We have known full-well, since in inception of quantum thinking, that all things are literally interrelating as a vast spectrum of energy-consciousness. Einstein proved it (E = mc2), and every great thinker since has followed suit. Mass and energy are the same entity. Mind and matter are a continuum. And of course, all of the world's ancient wisdom traditions share this basic understanding. We see traces of this inclusive thinking in languages still connected to the cosmology of wholeness -- such as classical Chinese, Japanese and Sanskrit -- where words often include a vast spectrum of interrelated meanings.

Take the Chinese ideogram xin (心), for example.  Xin can mean heart, mind, center, intention, core, feeling, emotion, and more. Here the notion of mind as separate from body does not exist. Hence, the English word mind does not translate perfectly into Chinese.  People usually say "heart-mind" to more accurately convey the classical Chinese idea of body-mind as a interrelated web. In classical Japanese, the word hara (Vital Center) is often used when talking about a person's mind state. Hara is located in the belly and denotes the spiritual-visceral essence of a person. Here mind is thought to originate inside the abdomen.

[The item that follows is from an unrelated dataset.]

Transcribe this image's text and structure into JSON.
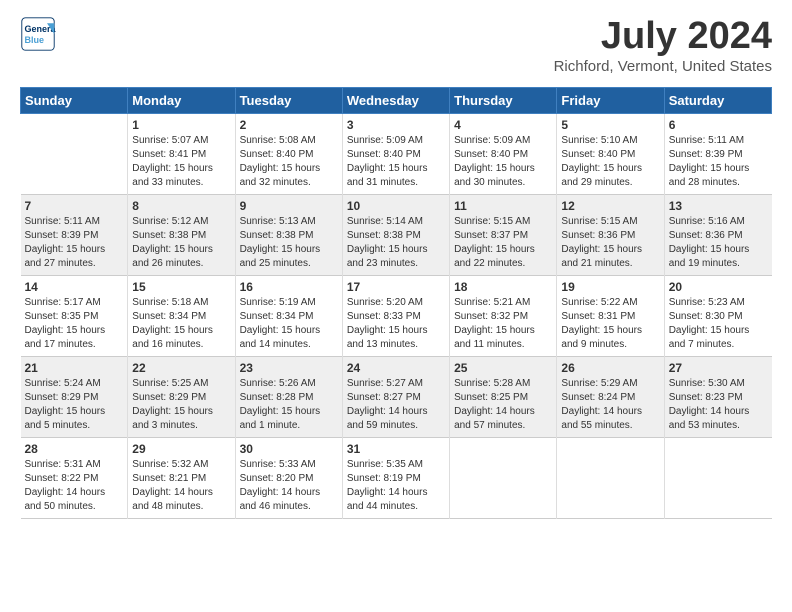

In the same way that every coin has "heads" and "tails", body and mind form two parts of one whole. Day and night. Winter and summer. Life and death. Emptiness and form. The web of life cannot be separated into parts. The attempt to do so causes a deep division in the human heart. This conceptual insistence on separation is the cause of great suffering to ourselves and our planet. This is what perpetuates the Cycle of Affliction.

Anytime we use the term body-mind, we are referring to the natural law of interdependence. We are pointing to the fundamental unity of all things. This is not a lofty spiritual concept. It is the very basis of our own direct experience.  When we say body, we also imply mind. If we speak of the mind, we refer equally to consciousness and physical matter.

With all of this, we ask ourselves to cut through the habit of dualistic fixation. This habit has been conditioned into us without our consent. It serves the agendas of those interested only in control of people and resources.

For the sincere spiritual seeker (or anyone interested in freedom), the notion of separation must be severed at its root, at the level of self-contraction, self-protection and fear of intimacy. The fictitious boundary between self and other, between us and them, must be dissolved.

A profound liberation happens through the constant application of self-observation and self-honesty. Through this practice, the erroneous world view we have been force fed begins to break down. Something deep inside finally relaxes. We realize that we are innately whole and free.

As we wipe the dust from the mirror of our own body-mind, we discover a brilliant reflection looking at itself.